The UAW objects to American car manufacturers having temp workers on the payroll.
The use of temporary factory workers at the Detroit car companies has long rankled the United Auto Workers union, which wants fewer of them and a faster path to full-time status.
Never mind that
Automakers say they need the flexibility that temp workers provide, especially as they manage a tricky and costly transition to electric vehicles and confront the ups and downs of factory production.

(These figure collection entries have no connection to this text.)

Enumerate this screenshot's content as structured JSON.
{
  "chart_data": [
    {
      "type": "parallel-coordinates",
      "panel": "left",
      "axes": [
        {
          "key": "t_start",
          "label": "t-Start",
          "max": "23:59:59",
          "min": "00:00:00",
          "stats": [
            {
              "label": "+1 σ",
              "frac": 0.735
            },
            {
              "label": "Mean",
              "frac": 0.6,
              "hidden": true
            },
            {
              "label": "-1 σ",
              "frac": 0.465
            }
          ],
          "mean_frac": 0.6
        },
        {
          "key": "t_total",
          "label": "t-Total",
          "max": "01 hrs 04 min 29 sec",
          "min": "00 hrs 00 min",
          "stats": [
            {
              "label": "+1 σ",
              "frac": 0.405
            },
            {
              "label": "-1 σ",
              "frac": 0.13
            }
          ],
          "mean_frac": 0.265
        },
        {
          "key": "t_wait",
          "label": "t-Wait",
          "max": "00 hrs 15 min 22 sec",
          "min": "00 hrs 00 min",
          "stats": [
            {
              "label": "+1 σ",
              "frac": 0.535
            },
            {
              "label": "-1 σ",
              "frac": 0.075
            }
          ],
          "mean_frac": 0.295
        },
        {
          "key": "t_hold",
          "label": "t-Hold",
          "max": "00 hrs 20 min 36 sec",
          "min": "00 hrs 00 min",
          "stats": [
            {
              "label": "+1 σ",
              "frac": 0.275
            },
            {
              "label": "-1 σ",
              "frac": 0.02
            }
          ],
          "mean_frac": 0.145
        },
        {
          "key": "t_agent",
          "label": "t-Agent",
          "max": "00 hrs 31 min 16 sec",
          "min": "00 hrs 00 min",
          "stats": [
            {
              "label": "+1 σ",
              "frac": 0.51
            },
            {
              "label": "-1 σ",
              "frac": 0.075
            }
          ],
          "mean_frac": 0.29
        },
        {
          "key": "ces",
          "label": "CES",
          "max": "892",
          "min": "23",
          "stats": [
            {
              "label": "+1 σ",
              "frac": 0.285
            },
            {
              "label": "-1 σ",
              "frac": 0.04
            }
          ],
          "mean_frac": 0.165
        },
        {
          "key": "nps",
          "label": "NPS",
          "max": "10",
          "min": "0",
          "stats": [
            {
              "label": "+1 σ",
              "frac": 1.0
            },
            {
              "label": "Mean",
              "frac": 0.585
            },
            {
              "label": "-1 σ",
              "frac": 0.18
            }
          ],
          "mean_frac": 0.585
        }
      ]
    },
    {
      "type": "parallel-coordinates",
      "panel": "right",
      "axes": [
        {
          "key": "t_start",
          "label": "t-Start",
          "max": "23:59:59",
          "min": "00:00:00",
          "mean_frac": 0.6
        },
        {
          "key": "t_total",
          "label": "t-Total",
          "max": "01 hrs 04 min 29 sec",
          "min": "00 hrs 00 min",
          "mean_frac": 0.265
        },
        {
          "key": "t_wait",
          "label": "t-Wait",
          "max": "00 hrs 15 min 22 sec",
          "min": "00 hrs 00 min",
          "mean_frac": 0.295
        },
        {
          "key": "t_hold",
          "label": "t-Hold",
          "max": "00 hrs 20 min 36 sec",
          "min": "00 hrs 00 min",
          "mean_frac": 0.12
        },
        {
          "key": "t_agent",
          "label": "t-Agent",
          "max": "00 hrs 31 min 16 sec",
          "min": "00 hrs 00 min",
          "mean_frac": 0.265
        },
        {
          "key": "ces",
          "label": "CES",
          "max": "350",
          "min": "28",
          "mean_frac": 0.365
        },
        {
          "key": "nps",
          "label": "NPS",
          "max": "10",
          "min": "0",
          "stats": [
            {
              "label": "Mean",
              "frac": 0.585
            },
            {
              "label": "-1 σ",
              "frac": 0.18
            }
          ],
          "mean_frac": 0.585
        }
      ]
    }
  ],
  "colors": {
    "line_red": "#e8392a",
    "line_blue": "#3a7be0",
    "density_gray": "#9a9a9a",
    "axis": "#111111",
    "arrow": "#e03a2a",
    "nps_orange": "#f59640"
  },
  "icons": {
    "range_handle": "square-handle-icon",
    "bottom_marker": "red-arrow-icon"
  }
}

The union pretends to object on the grounds of the different pay levels temps earn compared to union workers. This is cynically disingenuous. The temps know, going in, that they’re getting a lower wage than their full-time, unionized neighbor on the assembly line. They still take the gig, because they’d like to have the income. That’s an income the UAW wants to deny them, along with denying the car manufacturers these labor gap fillers.
The union boss, Shawn Fain, claims to want to help the temps:
UAW President Shawn Fain has said he wants to get temps better pay and limit their use. He also wants to accelerate the timeline to full-time status to 90 days.

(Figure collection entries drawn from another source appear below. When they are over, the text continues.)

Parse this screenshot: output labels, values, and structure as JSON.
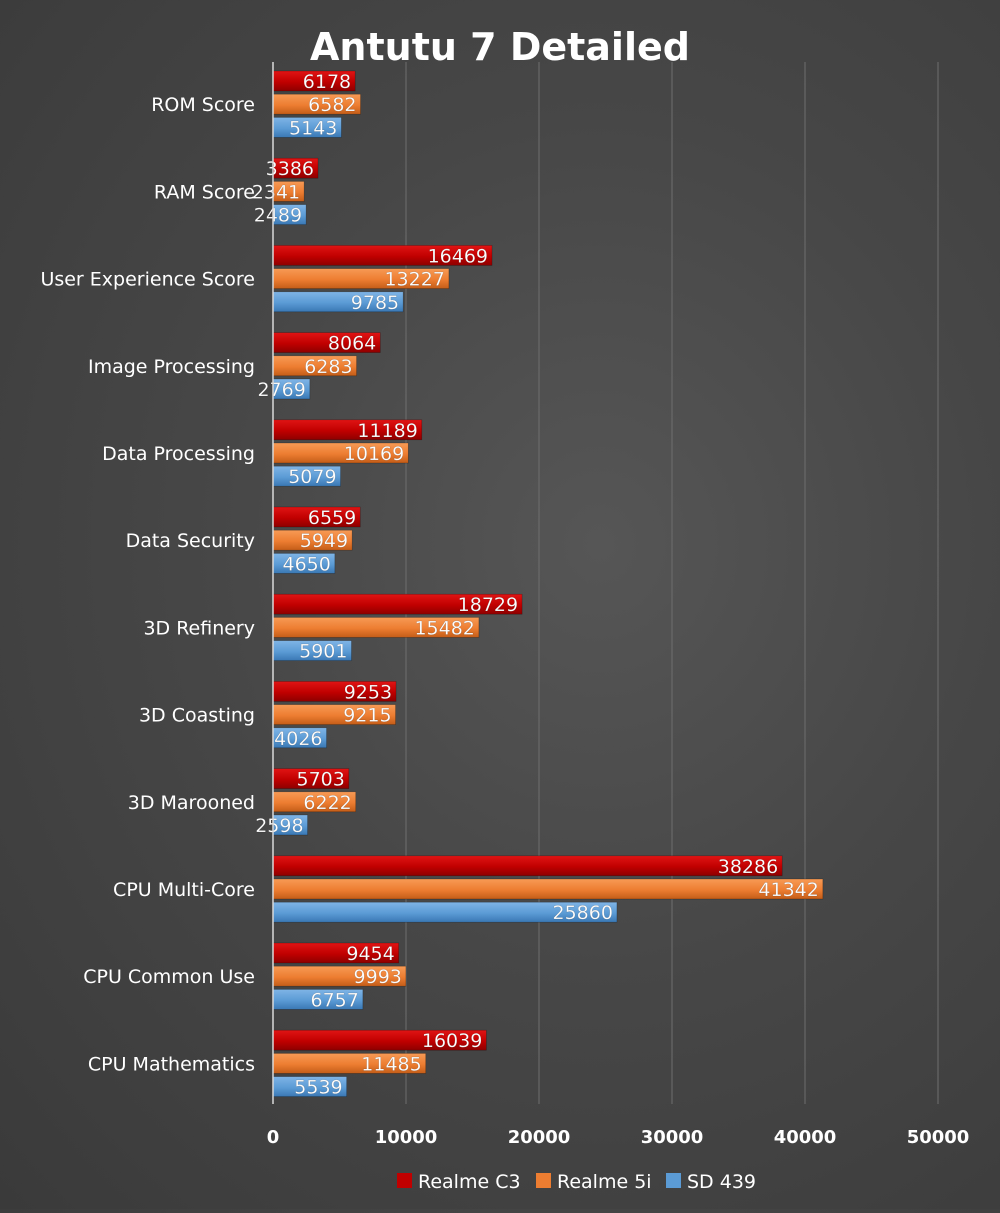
{
  "chart_data": {
    "type": "bar",
    "orientation": "horizontal",
    "title": "Antutu 7 Detailed",
    "categories": [
      "ROM Score",
      "RAM Score",
      "User Experience Score",
      "Image Processing",
      "Data Processing",
      "Data Security",
      "3D Refinery",
      "3D Coasting",
      "3D Marooned",
      "CPU Multi-Core",
      "CPU Common Use",
      "CPU Mathematics"
    ],
    "series": [
      {
        "name": "Realme C3",
        "color": "#c00000",
        "values": [
          6178,
          3386,
          16469,
          8064,
          11189,
          6559,
          18729,
          9253,
          5703,
          38286,
          9454,
          16039
        ]
      },
      {
        "name": "Realme 5i",
        "color": "#ed7d31",
        "values": [
          6582,
          2341,
          13227,
          6283,
          10169,
          5949,
          15482,
          9215,
          6222,
          41342,
          9993,
          11485
        ]
      },
      {
        "name": "SD 439",
        "color": "#5b9bd5",
        "values": [
          5143,
          2489,
          9785,
          2769,
          5079,
          4650,
          5901,
          4026,
          2598,
          25860,
          6757,
          5539
        ]
      }
    ],
    "xlim": [
      0,
      50000
    ],
    "xticks": [
      "0",
      "10000",
      "20000",
      "30000",
      "40000",
      "50000"
    ],
    "xtick_values": [
      0,
      10000,
      20000,
      30000,
      40000,
      50000
    ],
    "grid": "vertical",
    "legend_position": "bottom",
    "data_labels": "inside-end"
  }
}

But he doesn’t want them working at all until he and his union get their way. This is demonstrated by the outlandish demand of full-time status for temps within 90 days. That’s far too short to evaluate a worker’s fitness over the longer haul, and it’s far too short relative to longer-lasting but still temporary labor gaps.
In the end, temp workers are the most reliable workers on the car makers’ factory floors—the UAW’s strike, especially as damage maximizing as the present one is designed to be—demonstrates this conclusively. Fain’s demand regarding temp workers is just another union power grab.